The chopi blackbird (Gnorimopsar chopi) is a species of passerine bird belonging to the family Icteridae, which contains the New World blackbirds, grackles, New World orioles and related species. It is the only species in the monospecific genus Gnorimopsar. This species is found in South America south of the Amazon rainforest.

==Taxonomy==
The chopi blackbird was first formally described as Agelaius chopi in 1819 by the French ornithologist Louis Pierre Vieillot with its type locality given as "Paraguay to Buenos Aires", the type locality was descignated as Paraguay in 1962 by Cuello and Gerzenstein. In 1908 Charles Wallace Richmond proposed the new genus Gnorimopsar to replace the previous name Aaptus, which in turn he had proposed to replace Aphobus, which was preoccuppied by Aphobus Gistel, 1848 in Actinopterygii. The genus Gnorimopsar is placed in the subfamily Agelaiinae, the New World blackbirds, of the family Icteridae.

===Subspecies===
The chopi blackbird has two subspecies:

- G. chopi chopi (Vieillot, 1919) - south east Bolivia, central and south eastern Brazil to Uruguay and northeastern Argentina.
- G. chopi sulcirostris (Spix, 1824) - eastern Bolivia and northwestern Argentina with a disjunct population in northeastern Brazil.
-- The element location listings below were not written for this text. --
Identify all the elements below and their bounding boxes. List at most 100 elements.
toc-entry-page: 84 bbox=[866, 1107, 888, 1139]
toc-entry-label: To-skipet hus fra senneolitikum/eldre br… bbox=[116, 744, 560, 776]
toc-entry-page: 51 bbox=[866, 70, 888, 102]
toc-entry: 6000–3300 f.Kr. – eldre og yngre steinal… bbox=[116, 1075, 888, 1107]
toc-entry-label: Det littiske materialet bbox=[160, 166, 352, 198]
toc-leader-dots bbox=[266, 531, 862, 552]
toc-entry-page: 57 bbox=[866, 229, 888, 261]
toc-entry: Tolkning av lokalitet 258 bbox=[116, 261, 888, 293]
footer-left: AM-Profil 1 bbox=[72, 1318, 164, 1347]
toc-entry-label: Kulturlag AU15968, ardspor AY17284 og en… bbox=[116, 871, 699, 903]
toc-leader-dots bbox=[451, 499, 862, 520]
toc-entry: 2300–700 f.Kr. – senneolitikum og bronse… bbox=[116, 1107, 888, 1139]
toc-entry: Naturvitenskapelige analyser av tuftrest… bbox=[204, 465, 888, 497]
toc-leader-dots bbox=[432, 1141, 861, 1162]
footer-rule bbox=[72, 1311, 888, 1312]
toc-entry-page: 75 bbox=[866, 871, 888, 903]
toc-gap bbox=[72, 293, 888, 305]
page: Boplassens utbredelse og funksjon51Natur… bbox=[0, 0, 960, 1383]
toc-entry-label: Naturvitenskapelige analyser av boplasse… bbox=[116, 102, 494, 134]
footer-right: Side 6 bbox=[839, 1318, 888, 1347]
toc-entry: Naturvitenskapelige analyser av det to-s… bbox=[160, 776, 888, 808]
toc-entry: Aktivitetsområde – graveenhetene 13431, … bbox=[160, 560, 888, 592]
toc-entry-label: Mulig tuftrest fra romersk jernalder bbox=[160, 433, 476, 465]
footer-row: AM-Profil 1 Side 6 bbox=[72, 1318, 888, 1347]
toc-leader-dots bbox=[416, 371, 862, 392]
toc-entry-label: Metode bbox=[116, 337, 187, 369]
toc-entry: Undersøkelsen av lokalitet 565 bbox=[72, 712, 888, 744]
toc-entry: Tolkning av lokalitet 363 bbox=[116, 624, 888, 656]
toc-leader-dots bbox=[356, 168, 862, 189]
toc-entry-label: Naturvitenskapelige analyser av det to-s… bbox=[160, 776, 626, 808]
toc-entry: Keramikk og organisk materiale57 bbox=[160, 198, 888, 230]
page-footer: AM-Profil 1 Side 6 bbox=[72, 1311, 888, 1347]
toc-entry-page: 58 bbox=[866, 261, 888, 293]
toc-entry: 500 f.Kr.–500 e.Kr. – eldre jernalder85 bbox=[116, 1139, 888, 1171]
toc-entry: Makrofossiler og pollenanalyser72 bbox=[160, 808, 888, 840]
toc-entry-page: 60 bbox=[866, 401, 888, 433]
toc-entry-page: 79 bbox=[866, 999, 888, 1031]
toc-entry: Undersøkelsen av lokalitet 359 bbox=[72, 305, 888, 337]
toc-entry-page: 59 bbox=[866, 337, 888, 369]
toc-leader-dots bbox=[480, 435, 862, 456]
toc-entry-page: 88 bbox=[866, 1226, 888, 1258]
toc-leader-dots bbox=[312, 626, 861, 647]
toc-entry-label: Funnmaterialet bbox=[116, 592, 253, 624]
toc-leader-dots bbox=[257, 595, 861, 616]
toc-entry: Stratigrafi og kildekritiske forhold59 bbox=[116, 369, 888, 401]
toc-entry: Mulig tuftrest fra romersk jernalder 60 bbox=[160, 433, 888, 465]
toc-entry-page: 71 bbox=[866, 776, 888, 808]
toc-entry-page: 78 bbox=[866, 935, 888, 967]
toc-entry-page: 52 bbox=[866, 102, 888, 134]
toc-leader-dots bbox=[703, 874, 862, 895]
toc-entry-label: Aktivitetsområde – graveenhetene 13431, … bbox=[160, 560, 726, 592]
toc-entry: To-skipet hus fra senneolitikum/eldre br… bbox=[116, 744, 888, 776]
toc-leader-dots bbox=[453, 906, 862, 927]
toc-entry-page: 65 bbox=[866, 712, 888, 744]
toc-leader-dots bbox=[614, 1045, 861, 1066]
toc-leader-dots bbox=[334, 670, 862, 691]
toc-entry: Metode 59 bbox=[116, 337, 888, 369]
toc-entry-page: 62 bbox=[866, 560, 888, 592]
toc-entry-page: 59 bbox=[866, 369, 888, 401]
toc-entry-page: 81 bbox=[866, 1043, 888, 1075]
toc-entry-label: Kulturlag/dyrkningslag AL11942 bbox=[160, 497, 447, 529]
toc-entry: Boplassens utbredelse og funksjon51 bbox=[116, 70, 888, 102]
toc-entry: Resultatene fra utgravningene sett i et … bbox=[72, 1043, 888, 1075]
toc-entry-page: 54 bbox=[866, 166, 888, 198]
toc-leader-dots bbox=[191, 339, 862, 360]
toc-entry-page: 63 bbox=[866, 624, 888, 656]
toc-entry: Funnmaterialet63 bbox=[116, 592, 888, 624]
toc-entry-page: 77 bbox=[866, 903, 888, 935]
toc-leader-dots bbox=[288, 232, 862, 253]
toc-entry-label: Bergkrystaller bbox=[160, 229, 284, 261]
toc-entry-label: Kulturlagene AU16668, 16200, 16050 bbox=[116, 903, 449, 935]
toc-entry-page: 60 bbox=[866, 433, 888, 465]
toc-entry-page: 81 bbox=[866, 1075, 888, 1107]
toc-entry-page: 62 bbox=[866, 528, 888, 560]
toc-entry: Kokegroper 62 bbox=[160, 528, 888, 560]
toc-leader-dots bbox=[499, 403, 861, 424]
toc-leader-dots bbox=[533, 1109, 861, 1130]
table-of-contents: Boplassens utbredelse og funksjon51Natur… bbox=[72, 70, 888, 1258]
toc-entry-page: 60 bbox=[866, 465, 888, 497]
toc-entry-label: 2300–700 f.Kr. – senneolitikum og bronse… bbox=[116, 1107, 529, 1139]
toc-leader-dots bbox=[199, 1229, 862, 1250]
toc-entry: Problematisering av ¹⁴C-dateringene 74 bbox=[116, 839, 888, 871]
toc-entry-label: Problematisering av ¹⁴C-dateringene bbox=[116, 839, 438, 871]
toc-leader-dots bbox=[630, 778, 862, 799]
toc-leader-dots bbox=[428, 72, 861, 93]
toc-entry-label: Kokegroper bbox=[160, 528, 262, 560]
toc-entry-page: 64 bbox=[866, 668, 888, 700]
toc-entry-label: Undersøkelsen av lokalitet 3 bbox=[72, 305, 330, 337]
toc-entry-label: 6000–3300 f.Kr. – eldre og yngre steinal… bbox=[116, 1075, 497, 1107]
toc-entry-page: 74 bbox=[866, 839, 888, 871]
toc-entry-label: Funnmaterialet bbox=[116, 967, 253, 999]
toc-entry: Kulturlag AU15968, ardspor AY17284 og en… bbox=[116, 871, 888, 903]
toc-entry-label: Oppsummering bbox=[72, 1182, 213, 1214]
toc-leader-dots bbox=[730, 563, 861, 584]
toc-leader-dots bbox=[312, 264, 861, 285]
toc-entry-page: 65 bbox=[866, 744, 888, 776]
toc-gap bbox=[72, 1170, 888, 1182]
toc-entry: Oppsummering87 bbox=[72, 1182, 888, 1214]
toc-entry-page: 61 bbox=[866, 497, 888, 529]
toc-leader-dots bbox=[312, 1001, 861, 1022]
A third subspecues, G. c. megistus (Leverkuhn, 1889) has been recognized in the past with G. c. sulcirostris being confined to northeastern Brazil.

==Etymology==
The chopi blackbird's common name and its specific name, chopi, are onomatopoeic, being derived from its common vocalisation which is sometimes writtens as "chop-ee".

== Description ==
The chopi blackbird is 25 cm in length and has black plumage across the body. It is similar to the Forbes's blackbird but has a slightly curved bill with a groove along the lower mandible. The call is a loud explosive "tjouw", either given as a single call or as a series that vary randomly in pitch.

==Distribution==
The Chopi blackbird is found from the extreme sout east of Peru in Madre de Dios east through the lowlands of northern and eastern Bolivia, Paraguay, Brazil south of the Amazon, Uruguay and northern and eastern Argentina.

==Habitat==
The chopi blackbird occurs in various habitats, foraging mainly in the ground but it readily ascends into the trees to feed. This species can be found in open forest, swamp forest, forest edge, palm stands and groves of Araucaria angustifolia.

==Behavior==
The chopi blackbird is a gregarious species and is typically noted in flocks, which may reach large sizes. They roost in large aggregations in dense foliage and cane brakes. These flocks are highly vocal, the birds singing as if holding conversations, even in flight. When nesting they will aggressively defend the nest site from predators, unhestitatngly chasing hawks and caracaras. It is a semi-colonial species, nesting in cavities, nests stites include old woodpecker holes, hollow trees, cavities in fence posts disuesed rufous hornero nests, within the nests of jabiru storks, the dense foliage of Auracaria angustifolia, holes in banks and termite nests, and under the eaves and older parts of houses. When not nesting in a cavity the Chjopi black bird builds an open cup nest among the dnese foliage of palms and other trees. The clutch size is 4 or 5 eggs, the chopi blackbird is a host for the shiny cowbird and screaming cowbird.